Oprah Winfrey speaks during the commemoration of the 50th anniversary of the March on Washington, in 2013. (Kevin Lamarque/Reuters)

On the one hand, when Oprah speaks, the crops flourish. Hearts grow three sizes, baby rabbits open their eyes, the crocuses emerge from the frozen earth, distant music can be heard on the soft wind and it is springtime at long last.

On the other hand, Oprah is a celebrity candidate with no executive experience.

On the one hand, Oprah is an inspirational figure who has had to work hard for everything she has achieved, and she knows how to string a sentence together and tell a story that is not about herself, which is what she so ably did at the Golden Globes on Sunday night as she received the Cecil B. DeMille Award, which is why this conversation about Oprah 2020 is even happening.

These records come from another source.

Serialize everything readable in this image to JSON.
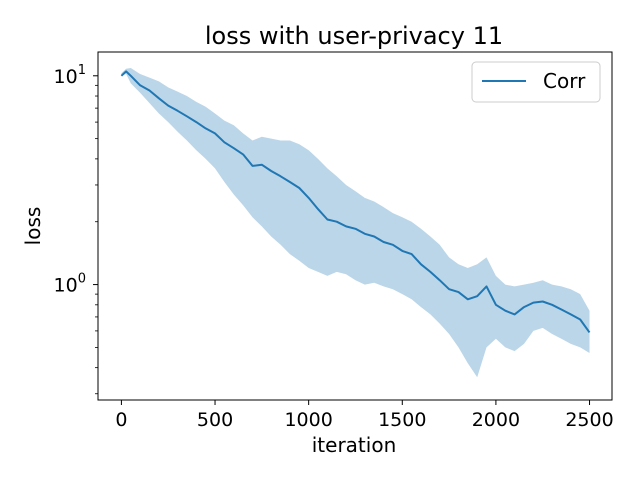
{
  "chart_data": {
    "type": "line",
    "title": "loss with user-privacy  11",
    "xlabel": "iteration",
    "ylabel": "loss",
    "yscale": "log",
    "xlim": [
      -125,
      2620
    ],
    "ylim": [
      0.28,
      13.0
    ],
    "xticks": [
      0,
      500,
      1000,
      1500,
      2000,
      2500
    ],
    "yticks": [
      {
        "value": 1,
        "base": "10",
        "exp": "0"
      },
      {
        "value": 10,
        "base": "10",
        "exp": "1"
      }
    ],
    "grid": false,
    "legend": {
      "position": "top-right"
    },
    "colors": {
      "line": "#1f77b4",
      "band": "#1f77b4"
    },
    "series": [
      {
        "name": "Corr",
        "x": [
          0,
          25,
          50,
          100,
          150,
          200,
          250,
          300,
          350,
          400,
          450,
          500,
          550,
          600,
          650,
          700,
          750,
          800,
          850,
          900,
          950,
          1000,
          1050,
          1100,
          1150,
          1200,
          1250,
          1300,
          1350,
          1400,
          1450,
          1500,
          1550,
          1600,
          1650,
          1700,
          1750,
          1800,
          1850,
          1900,
          1950,
          2000,
          2050,
          2100,
          2150,
          2200,
          2250,
          2300,
          2350,
          2400,
          2450,
          2500
        ],
        "y": [
          10.0,
          10.5,
          10.0,
          9.0,
          8.5,
          7.8,
          7.2,
          6.8,
          6.4,
          6.0,
          5.6,
          5.3,
          4.8,
          4.5,
          4.2,
          3.7,
          3.75,
          3.5,
          3.3,
          3.1,
          2.9,
          2.6,
          2.3,
          2.05,
          2.0,
          1.9,
          1.85,
          1.75,
          1.7,
          1.6,
          1.55,
          1.45,
          1.4,
          1.25,
          1.15,
          1.05,
          0.95,
          0.92,
          0.85,
          0.88,
          0.98,
          0.8,
          0.75,
          0.72,
          0.78,
          0.82,
          0.83,
          0.8,
          0.76,
          0.72,
          0.68,
          0.59
        ],
        "lower": [
          10.0,
          10.2,
          9.2,
          8.3,
          7.4,
          6.6,
          6.0,
          5.4,
          4.9,
          4.4,
          4.0,
          3.6,
          3.1,
          2.7,
          2.4,
          2.1,
          1.9,
          1.7,
          1.55,
          1.4,
          1.3,
          1.2,
          1.15,
          1.1,
          1.15,
          1.12,
          1.05,
          1.0,
          1.02,
          0.98,
          0.95,
          0.9,
          0.85,
          0.78,
          0.72,
          0.65,
          0.58,
          0.5,
          0.42,
          0.36,
          0.5,
          0.55,
          0.5,
          0.48,
          0.52,
          0.6,
          0.62,
          0.58,
          0.55,
          0.52,
          0.5,
          0.47
        ],
        "upper": [
          10.3,
          10.8,
          10.9,
          10.2,
          9.8,
          9.4,
          8.8,
          8.4,
          8.0,
          7.5,
          7.1,
          6.6,
          6.1,
          5.8,
          5.3,
          4.9,
          5.1,
          5.0,
          4.9,
          4.9,
          4.7,
          4.4,
          4.0,
          3.6,
          3.3,
          3.0,
          2.8,
          2.6,
          2.5,
          2.35,
          2.2,
          2.1,
          2.0,
          1.85,
          1.7,
          1.55,
          1.35,
          1.25,
          1.2,
          1.25,
          1.35,
          1.1,
          1.0,
          0.98,
          1.0,
          1.02,
          1.05,
          1.0,
          0.98,
          0.95,
          0.9,
          0.75
        ]
      }
    ]
  }
}
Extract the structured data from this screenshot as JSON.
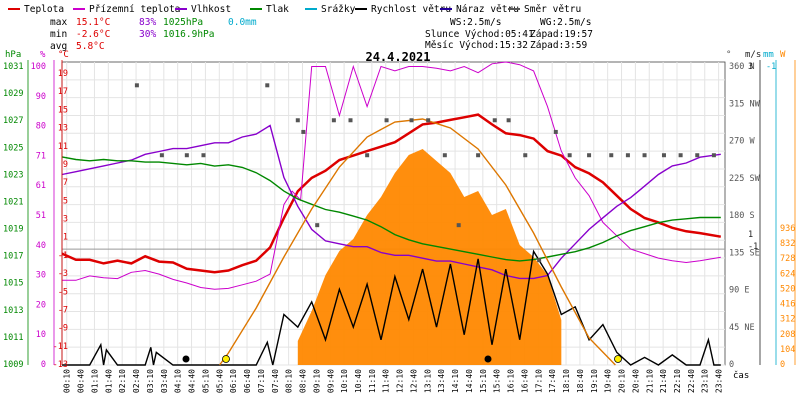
{
  "legend": [
    {
      "label": "Teplota",
      "color": "#dd0000"
    },
    {
      "label": "Přízemní teplota",
      "color": "#cc00cc"
    },
    {
      "label": "Vlhkost",
      "color": "#8800cc"
    },
    {
      "label": "Tlak",
      "color": "#008800"
    },
    {
      "label": "Srážky",
      "color": "#00aacc"
    },
    {
      "label": "Rychlost větru",
      "color": "#000000"
    },
    {
      "label": "Náraz větru",
      "color": "#220099"
    },
    {
      "label": "Směr větru",
      "color": "#555555"
    }
  ],
  "stats": {
    "max_label": "max",
    "max_temp": "15.1°C",
    "max_hum": "83%",
    "max_pres": "1025hPa",
    "max_rain": "0.0mm",
    "min_label": "min",
    "min_temp": "-2.6°C",
    "min_hum": "30%",
    "min_pres": "1016.9hPa",
    "avg_label": "avg",
    "avg_temp": "5.8°C"
  },
  "astro": {
    "ws": "WS:2.5m/s",
    "wg": "WG:2.5m/s",
    "sun_rise": "Slunce Východ:05:41",
    "sun_set": "Západ:19:57",
    "moon_rise": "Měsíc  Východ:15:32",
    "moon_set": "Západ:3:59"
  },
  "chart_data": {
    "type": "line",
    "title": "24.4.2021",
    "xlabel": "čas",
    "x_ticks": [
      "00:10",
      "00:40",
      "01:10",
      "01:40",
      "02:10",
      "02:40",
      "03:10",
      "03:40",
      "04:10",
      "04:40",
      "05:10",
      "05:40",
      "06:10",
      "06:40",
      "07:10",
      "07:40",
      "08:10",
      "08:40",
      "09:10",
      "09:40",
      "10:10",
      "10:40",
      "11:10",
      "11:40",
      "12:10",
      "12:40",
      "13:10",
      "13:40",
      "14:10",
      "14:40",
      "15:10",
      "15:40",
      "16:10",
      "16:40",
      "17:10",
      "17:40",
      "18:10",
      "18:40",
      "19:10",
      "19:40",
      "20:10",
      "20:40",
      "21:10",
      "21:40",
      "22:10",
      "22:40",
      "23:10",
      "23:40"
    ],
    "axes": {
      "pressure": {
        "label": "hPa",
        "color": "#008800",
        "ticks": [
          "1031",
          "1029",
          "1027",
          "1025",
          "1023",
          "1021",
          "1019",
          "1017",
          "1015",
          "1013",
          "1011",
          "1009"
        ]
      },
      "humidity": {
        "label": "%",
        "color": "#cc00cc",
        "ticks": [
          "100",
          "90",
          "80",
          "71",
          "61",
          "51",
          "40",
          "30",
          "20",
          "10",
          "0"
        ]
      },
      "temperature": {
        "label": "°C",
        "color": "#dd0000",
        "ticks": [
          "19",
          "17",
          "15",
          "13",
          "11",
          "9",
          "7",
          "5",
          "3",
          "1",
          "-1",
          "-3",
          "-5",
          "-7",
          "-9",
          "-11",
          "-13"
        ],
        "range": [
          -13,
          21
        ]
      },
      "direction": {
        "label": "°",
        "color": "#555555",
        "ticks": [
          "360 N",
          "315 NW",
          "270 W",
          "225 SW",
          "180 S",
          "135 SE",
          "90 E",
          "45 NE",
          "0"
        ]
      },
      "wind": {
        "label": "m/s",
        "color": "#222222",
        "ticks": [
          "3",
          "1",
          "-1"
        ]
      },
      "rain": {
        "label": "mm",
        "color": "#00aacc",
        "ticks": [
          "-1"
        ]
      },
      "solar": {
        "label": "W",
        "color": "#ff8800",
        "ticks": [
          "936",
          "832",
          "728",
          "624",
          "520",
          "416",
          "312",
          "208",
          "104",
          "0"
        ]
      }
    },
    "series": [
      {
        "name": "Teplota",
        "color": "#dd0000",
        "unit": "°C",
        "x": [
          0,
          0.5,
          1,
          1.5,
          2,
          2.5,
          3,
          3.5,
          4,
          4.5,
          5,
          5.5,
          6,
          6.5,
          7,
          7.5,
          8,
          8.5,
          9,
          9.5,
          10,
          10.5,
          11,
          11.5,
          12,
          12.5,
          13,
          13.5,
          14,
          14.5,
          15,
          15.5,
          16,
          16.5,
          17,
          17.5,
          18,
          18.5,
          19,
          19.5,
          20,
          20.5,
          21,
          21.5,
          22,
          22.5,
          23,
          23.75
        ],
        "y": [
          -0.5,
          -1.2,
          -1.2,
          -1.6,
          -1.3,
          -1.6,
          -0.8,
          -1.4,
          -1.5,
          -2.2,
          -2.4,
          -2.6,
          -2.4,
          -1.8,
          -1.3,
          0.2,
          3.5,
          6.5,
          8.0,
          8.8,
          10.0,
          10.5,
          11.0,
          11.5,
          12.0,
          13.0,
          14.0,
          14.2,
          14.5,
          14.8,
          15.1,
          14.0,
          13.0,
          12.8,
          12.4,
          11.0,
          10.5,
          9.2,
          8.5,
          7.5,
          6.0,
          4.5,
          3.5,
          3.0,
          2.4,
          2.0,
          1.8,
          1.4
        ]
      },
      {
        "name": "Přízemní teplota",
        "color": "#cc00cc",
        "unit": "°C",
        "x": [
          0,
          0.5,
          1,
          1.5,
          2,
          2.5,
          3,
          3.5,
          4,
          4.5,
          5,
          5.5,
          6,
          6.5,
          7,
          7.5,
          8,
          8.3,
          8.6,
          9,
          9.5,
          10,
          10.5,
          11,
          11.5,
          12,
          12.5,
          13,
          13.5,
          14,
          14.5,
          15,
          15.5,
          16,
          16.5,
          17,
          17.5,
          18,
          18.5,
          19,
          19.5,
          20,
          20.5,
          21,
          21.5,
          22,
          22.5,
          23,
          23.75
        ],
        "y": [
          -3.5,
          -3.5,
          -3.0,
          -3.2,
          -3.3,
          -2.6,
          -2.4,
          -2.8,
          -3.4,
          -3.8,
          -4.3,
          -4.5,
          -4.4,
          -4.0,
          -3.6,
          -2.8,
          5.0,
          6.5,
          5.5,
          20.5,
          20.5,
          15.0,
          20.5,
          16.0,
          20.5,
          20.0,
          20.5,
          20.5,
          20.3,
          20.0,
          20.5,
          19.8,
          20.8,
          21.0,
          20.7,
          20.0,
          16.0,
          11.0,
          8.0,
          6.0,
          3.0,
          1.5,
          0.0,
          -0.5,
          -1.0,
          -1.3,
          -1.5,
          -1.3,
          -0.9
        ]
      },
      {
        "name": "Vlhkost",
        "color": "#8800cc",
        "unit": "%",
        "x": [
          0,
          0.5,
          1,
          1.5,
          2,
          2.5,
          3,
          3.5,
          4,
          4.5,
          5,
          5.5,
          6,
          6.5,
          7,
          7.5,
          8,
          8.5,
          9,
          9.5,
          10,
          10.5,
          11,
          11.5,
          12,
          12.5,
          13,
          13.5,
          14,
          14.5,
          15,
          15.5,
          16,
          16.5,
          17,
          17.5,
          18,
          18.5,
          19,
          19.5,
          20,
          20.5,
          21,
          21.5,
          22,
          22.5,
          23,
          23.75
        ],
        "y": [
          66,
          67,
          68,
          69,
          70,
          71,
          73,
          74,
          75,
          75,
          76,
          77,
          77,
          79,
          80,
          83,
          65,
          55,
          47,
          43,
          42,
          41,
          41,
          39,
          38,
          38,
          37,
          36,
          36,
          35,
          34,
          33,
          31,
          30,
          30,
          31,
          37,
          42,
          47,
          51,
          55,
          58,
          62,
          66,
          69,
          70,
          72,
          73
        ]
      },
      {
        "name": "Tlak",
        "color": "#008800",
        "unit": "hPa",
        "x": [
          0,
          0.5,
          1,
          1.5,
          2,
          2.5,
          3,
          3.5,
          4,
          4.5,
          5,
          5.5,
          6,
          6.5,
          7,
          7.5,
          8,
          8.5,
          9,
          9.5,
          10,
          10.5,
          11,
          11.5,
          12,
          12.5,
          13,
          13.5,
          14,
          14.5,
          15,
          15.5,
          16,
          16.5,
          17,
          17.5,
          18,
          18.5,
          19,
          19.5,
          20,
          20.5,
          21,
          21.5,
          22,
          22.5,
          23,
          23.75
        ],
        "y": [
          1024.8,
          1024.6,
          1024.5,
          1024.6,
          1024.5,
          1024.5,
          1024.4,
          1024.4,
          1024.3,
          1024.2,
          1024.3,
          1024.1,
          1024.2,
          1024.0,
          1023.6,
          1023.0,
          1022.2,
          1021.6,
          1021.2,
          1020.8,
          1020.6,
          1020.3,
          1020.0,
          1019.5,
          1018.9,
          1018.5,
          1018.2,
          1018.0,
          1017.8,
          1017.6,
          1017.4,
          1017.2,
          1017.0,
          1016.9,
          1017.0,
          1017.2,
          1017.4,
          1017.6,
          1017.9,
          1018.3,
          1018.8,
          1019.2,
          1019.5,
          1019.8,
          1020.0,
          1020.1,
          1020.2,
          1020.2
        ]
      },
      {
        "name": "Rychlost větru",
        "color": "#000000",
        "unit": "m/s",
        "x": [
          0,
          1,
          1.4,
          1.5,
          1.6,
          2,
          3,
          3.2,
          3.3,
          3.4,
          4,
          5,
          6,
          7,
          7.4,
          7.6,
          8,
          8.5,
          9,
          9.5,
          10,
          10.5,
          11,
          11.5,
          12,
          12.5,
          13,
          13.5,
          14,
          14.5,
          15,
          15.5,
          16,
          16.5,
          17,
          17.5,
          18,
          18.5,
          19,
          19.5,
          20,
          20.5,
          21,
          21.5,
          22,
          22.5,
          23,
          23.3,
          23.5,
          23.75
        ],
        "y": [
          0,
          0,
          0.8,
          0,
          0.6,
          0,
          0,
          0.7,
          0,
          0.5,
          0,
          0,
          0,
          0,
          0.9,
          0,
          2.0,
          1.5,
          2.5,
          1.0,
          3.0,
          1.5,
          3.2,
          1.0,
          3.5,
          1.8,
          3.8,
          1.5,
          4.0,
          1.2,
          4.2,
          0.8,
          3.8,
          1.0,
          4.5,
          3.6,
          2.0,
          2.3,
          1.0,
          1.6,
          0.5,
          0,
          0.3,
          0,
          0.4,
          0,
          0,
          1.0,
          0,
          0
        ]
      },
      {
        "name": "Solární záření",
        "color": "#ff8800",
        "unit": "W",
        "x": [
          8.5,
          9,
          9.5,
          10,
          10.5,
          11,
          11.5,
          12,
          12.5,
          13,
          13.5,
          14,
          14.5,
          15,
          15.5,
          16,
          16.5,
          17,
          17.5,
          18
        ],
        "y": [
          80,
          180,
          300,
          380,
          420,
          500,
          560,
          640,
          700,
          720,
          680,
          640,
          560,
          580,
          500,
          520,
          400,
          360,
          300,
          150
        ]
      },
      {
        "name": "Solární maximum",
        "color": "#dd7700",
        "unit": "W",
        "x": [
          5.68,
          6,
          7,
          8,
          9,
          10,
          11,
          12,
          13,
          14,
          15,
          16,
          17,
          18,
          19,
          19.95
        ],
        "y": [
          0,
          40,
          190,
          360,
          520,
          660,
          760,
          810,
          820,
          790,
          720,
          600,
          440,
          260,
          90,
          0
        ]
      },
      {
        "name": "Směr větru",
        "color": "#555555",
        "unit": "°",
        "marker": "square",
        "x": [
          2.7,
          3.6,
          4.5,
          5.1,
          7.4,
          8.5,
          8.7,
          9.2,
          9.8,
          10.4,
          11.0,
          11.7,
          12.6,
          13.2,
          13.8,
          14.3,
          15.0,
          15.6,
          16.1,
          16.7,
          17.2,
          17.8,
          18.3,
          19.0,
          19.8,
          20.4,
          21.0,
          21.7,
          22.3,
          22.9,
          23.5
        ],
        "y": [
          360,
          270,
          270,
          270,
          360,
          315,
          300,
          180,
          315,
          315,
          270,
          315,
          315,
          315,
          270,
          180,
          270,
          315,
          315,
          270,
          135,
          300,
          270,
          270,
          270,
          270,
          270,
          270,
          270,
          270,
          270
        ]
      }
    ],
    "grid": true
  }
}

On the other hand, why is it that anytime someone uses their platform to lift up another person’s story, we assume that it must be because they are running for something?

On the one hand, Oprah is willing to serve if it is the people’s will. (At least, that is what Stedman said, and he ought to know.)

On the other hand, in order to serve, she will have to run for office, and the the interval between someone being a viable candidate and the public discovering that she is in fact a nightmarish elitist who once lovingly caressed the hand of the true JonBenet Ramsey killer is known as a “primary.”

On the one hand, Oprah is more presidential than Donald Trump.

On the other hand, there is a case to be made that the pretzel George W. Bush briefly choked on is more presidential than Donald Trump.

On the one hand, is the cure to a TV-star president who has no executive experience another, different TV-star president with no executive experience?

On the other hand, is the problem with Trump that he is a TV star, or is it EVERY OTHER CHARACTERISTIC that Trump possesses — the fact that he has the attention span of a goldfish who has recently swum into a wall, and the intellectual curiosity of the wall?

On the one hand, after a Trump presidency, I would kill for a dull individual with specific policy ideas who could speak soporifically about fixing Obamacare until I became bored and turned on “The Bachelorette.”

On the other hand, Oprah could probably be that person.

On the one hand, maybe the fact that we are even having this conversation is a sign that we live in a fallen, broken world, where we cannot have nice things, and we will never have a normal, boring president ever again, and this is just how things are going to be from now on, and we will oscillate forever between terrifying celebrity presidents who just think it would be fun to run and well-intentioned celebrity presidents who are actually trying to put in the work, and so by 2040 the president will be Jake Paul, after three terms of The Rock.

On the other hand, there is little I can imagine Trump hating more than having to spend the rest of his presidency listening to the talking heads on television rave about what a better president Oprah would be.

On the one hand, we have already had President Trump, so, really, do we have anywhere to go but up?

On the other hand, if Oprah has to be president, who will be Oprah?